Hoje a Apple já está sendo negociada à 26x o lucro anual, com lucro líquido crescendo cerca de 5% ao ano. Então quer dizer que João se deu mal por parar de fazer aportes na Apple? Claro que não! Talvez a nova empresa que ele direcionou os novos aportes tenha se valorizado até mais do que isso. Ou talvez não. O fato é que ele não está preocupado com o que o mercado acha que a empresa vale hoje, mas sim daqui anos. Ele tem a plena consciência de que está fazendo novos aportes numa excelente empresa que apresenta uma alta margem de segurança, um alto potencial de valorização e um gordo dividend yield.
Nos últimos 5 anos o múltiplo Preço/Lucro da Apple chegou à um máximo de 26 (estamos exatamente na máxima nesse momento) e um mínimo de 10. A média foi 15. Em nosso cenário nós vamos supor que o valor justo da Apple seja um Preço/Lucro de 20 (o que já seria bem acima da média) e que o mercado irá precificar em torno disso nos próximos 10 anos.
Supondo que a Apple consiga crescer 5% ao ano nos próximos 10 anos e sabendo também que no longo prazo o preço de uma ação segue o crescimento dos lucros, a Apple teria um potencial de valorização aproximado de 48% (com base no valor de mercado atual). A Apple também irá recomprar ações ao longo desse caminho e isso elevará o Lucro por Ação.
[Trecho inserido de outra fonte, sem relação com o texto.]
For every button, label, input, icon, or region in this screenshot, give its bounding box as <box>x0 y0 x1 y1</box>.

Vamos considerar isso em nossa análise e supor que ela recompre 20% de todas as ações em circulação. Dessa forma o potencial de valorização subiria para 60%. O investidor ainda receberia um dividend yield aproximado de 2% ao ano.
Preço da ação da Apple hoje: 318 dólares
Preço da ação da Apple em dezembro de 2018: 148 dólares
Suposto preço da ação da Apple daqui 10 anos, com base no crescimento dos lucros: 509 dólres (318 x 1,6)
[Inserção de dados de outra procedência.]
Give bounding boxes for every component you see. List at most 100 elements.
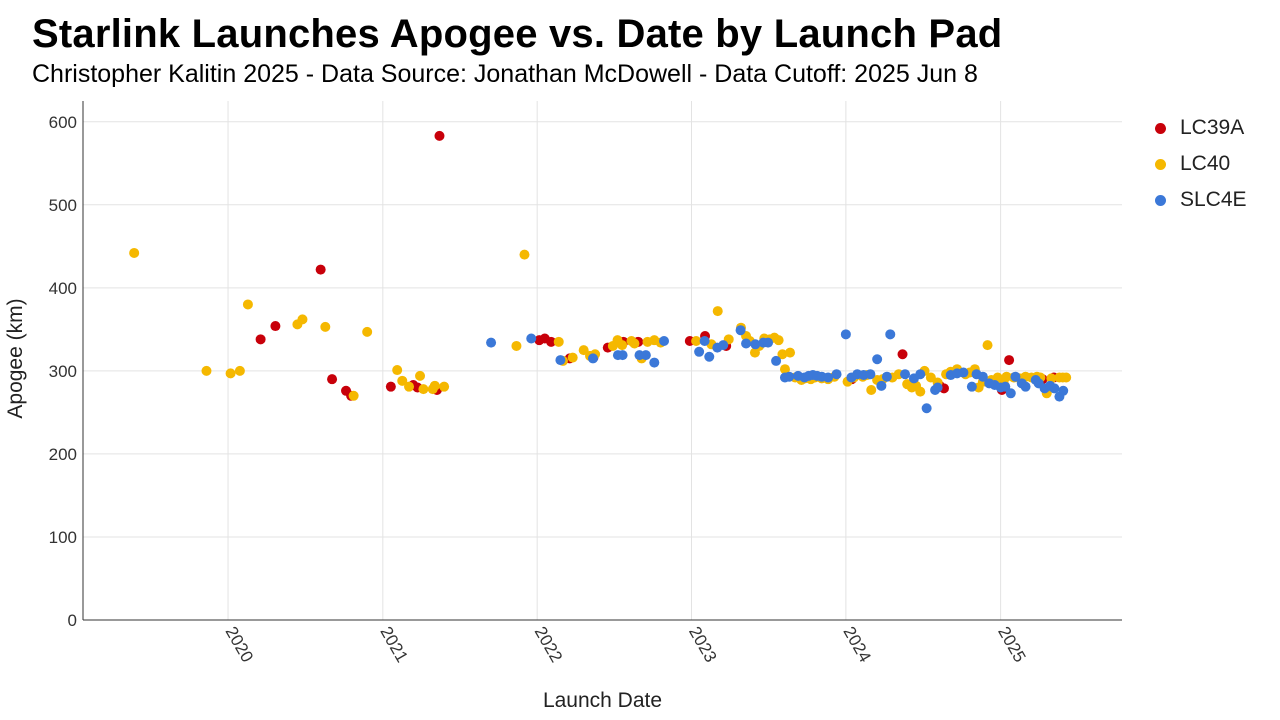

Ao longo desse tempo Sérgio conseguiu aproveitar o bom preço de dezembro de 2018 (não que ele se importasse com isso), mas também investiu quando a ação estava sendo negociado à 26 vezes o lucro. Ou seja, para cada dólar que ele investisse na Apple com Preço/Lucro de 26, ele ganharia apenas 60% de rentabilidade em 10 anos (sem contar dividendos).
Já o João, que tinha uma meta bem definida de aportes para que ele atingisse uma boa rentabilidade no longo prazo, conseguiu um rendimento de 244% (sem contar os dividendos) para cada real investido na Apple em dezembro de 2018. Como ele parou de fazer aportes quando atingiu o valor que considerava justo, ficou com um alto rendimento médio. Já o Sérgio, mesmo que tivesse conseguido aproveitar o curto período de preço baixo, fez a maior parte dos aportes com um Preço/Lucro acima de 20, o que fez com o rendimento médio ficasse medíocre quando comparado ao de João.
Espero que tenham gostado da narrativa e que fique a lição de que somente investir em boas empresas não é o suficiente, que é preciso ir além e enxergar a assimetria entre preço e valor justo quando a maioria das pessoas não está disposta a procurar.